Andrew Clyde
Analyst · Bonnie Herzog of Wells Fargo
Yes. On the things that we can control, we've good visibility on, but as you know, Bonnie, the bottom line is going to be a function of fuel margins. And we have absolutely 0 visibility on that. I think Dan and maybe a couple of other analyst said, oh, you can hit your guidance, if you have seasonally normal margins. That's how we build our plan, that's how we set our guidance. We don't look for seasonally abnormal events to happen. And so I know there's a lot of angst about, are we going to hit our guidance or not? And we have to have seasonally normal numbers to achieve that. If we do, we're going to achieve it. If we don't, we may have a follow-up like 2014 and below our guidance out of the water, or we can have a continued run-up in prices and miss our guidance. And so we're going to consider the angst. The analyst, investors have around this guidance as we think about 2019 guidance, because if we gave you guidance plus or minus a cent per gallon, which isn't an unreasonable RIN, you would find it completely unproductive and non-informative about the business, right? If we try to narrow it to $0.005 a gallon, right?
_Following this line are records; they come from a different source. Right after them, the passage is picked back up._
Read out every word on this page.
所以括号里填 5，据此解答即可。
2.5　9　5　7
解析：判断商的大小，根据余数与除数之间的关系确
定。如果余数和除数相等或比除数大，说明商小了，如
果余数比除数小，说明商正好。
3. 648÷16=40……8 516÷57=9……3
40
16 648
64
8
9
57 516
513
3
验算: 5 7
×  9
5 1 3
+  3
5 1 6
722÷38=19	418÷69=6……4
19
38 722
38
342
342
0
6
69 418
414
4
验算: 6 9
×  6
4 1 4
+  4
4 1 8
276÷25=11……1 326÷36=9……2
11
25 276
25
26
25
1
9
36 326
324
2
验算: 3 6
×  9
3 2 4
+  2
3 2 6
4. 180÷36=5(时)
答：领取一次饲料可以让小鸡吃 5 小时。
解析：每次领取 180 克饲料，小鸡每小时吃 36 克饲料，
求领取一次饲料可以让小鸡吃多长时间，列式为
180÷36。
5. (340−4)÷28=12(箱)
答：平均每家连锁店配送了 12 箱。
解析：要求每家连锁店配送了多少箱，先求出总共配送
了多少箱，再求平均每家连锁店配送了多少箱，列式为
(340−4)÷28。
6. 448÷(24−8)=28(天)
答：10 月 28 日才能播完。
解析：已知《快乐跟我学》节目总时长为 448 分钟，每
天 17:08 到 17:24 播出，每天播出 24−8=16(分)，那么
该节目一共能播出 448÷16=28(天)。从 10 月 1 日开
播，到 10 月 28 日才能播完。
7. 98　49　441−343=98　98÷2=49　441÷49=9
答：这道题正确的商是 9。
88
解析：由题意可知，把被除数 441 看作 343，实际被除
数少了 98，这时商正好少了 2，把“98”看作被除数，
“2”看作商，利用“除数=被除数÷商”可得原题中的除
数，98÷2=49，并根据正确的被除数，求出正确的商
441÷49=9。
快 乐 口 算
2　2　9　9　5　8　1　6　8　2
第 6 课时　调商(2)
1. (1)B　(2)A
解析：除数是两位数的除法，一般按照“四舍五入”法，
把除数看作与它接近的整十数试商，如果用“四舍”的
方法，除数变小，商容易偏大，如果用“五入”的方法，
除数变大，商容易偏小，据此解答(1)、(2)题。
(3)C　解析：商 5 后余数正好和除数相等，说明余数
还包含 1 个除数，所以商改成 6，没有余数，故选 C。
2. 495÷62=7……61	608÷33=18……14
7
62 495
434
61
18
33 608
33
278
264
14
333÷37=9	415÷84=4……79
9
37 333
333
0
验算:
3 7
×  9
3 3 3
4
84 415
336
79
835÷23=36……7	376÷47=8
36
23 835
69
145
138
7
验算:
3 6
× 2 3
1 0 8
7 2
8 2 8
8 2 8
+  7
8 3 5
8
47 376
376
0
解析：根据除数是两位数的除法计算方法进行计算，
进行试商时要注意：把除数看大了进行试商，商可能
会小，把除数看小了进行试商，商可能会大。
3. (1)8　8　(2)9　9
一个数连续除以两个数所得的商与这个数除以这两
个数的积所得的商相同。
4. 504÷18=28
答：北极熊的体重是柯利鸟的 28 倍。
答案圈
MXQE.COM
We get a lot more angst and anxiety around it. So in a normalized margin environment, which we have no line of sight on a year in advance, we do know we're going to continue to make significant improvements to our business, top line, bottom line, margin dollars, cost, etcetera, and that's how we're going to grow this business. And normal and abnormal effects from weather, storms, regulations, etcetera, that impact our business, frankly, are just bumps along the road to driving long-term shareholder value. And So we're going to think hard about how we provide guidance next year, but it might look different, given the ongoing angst that we continue to get, given the question. I hope that's helpful. But I have a clear visibility into the rest of the year, what margins are going to do. And if you have got better, sure we'd love to hear it.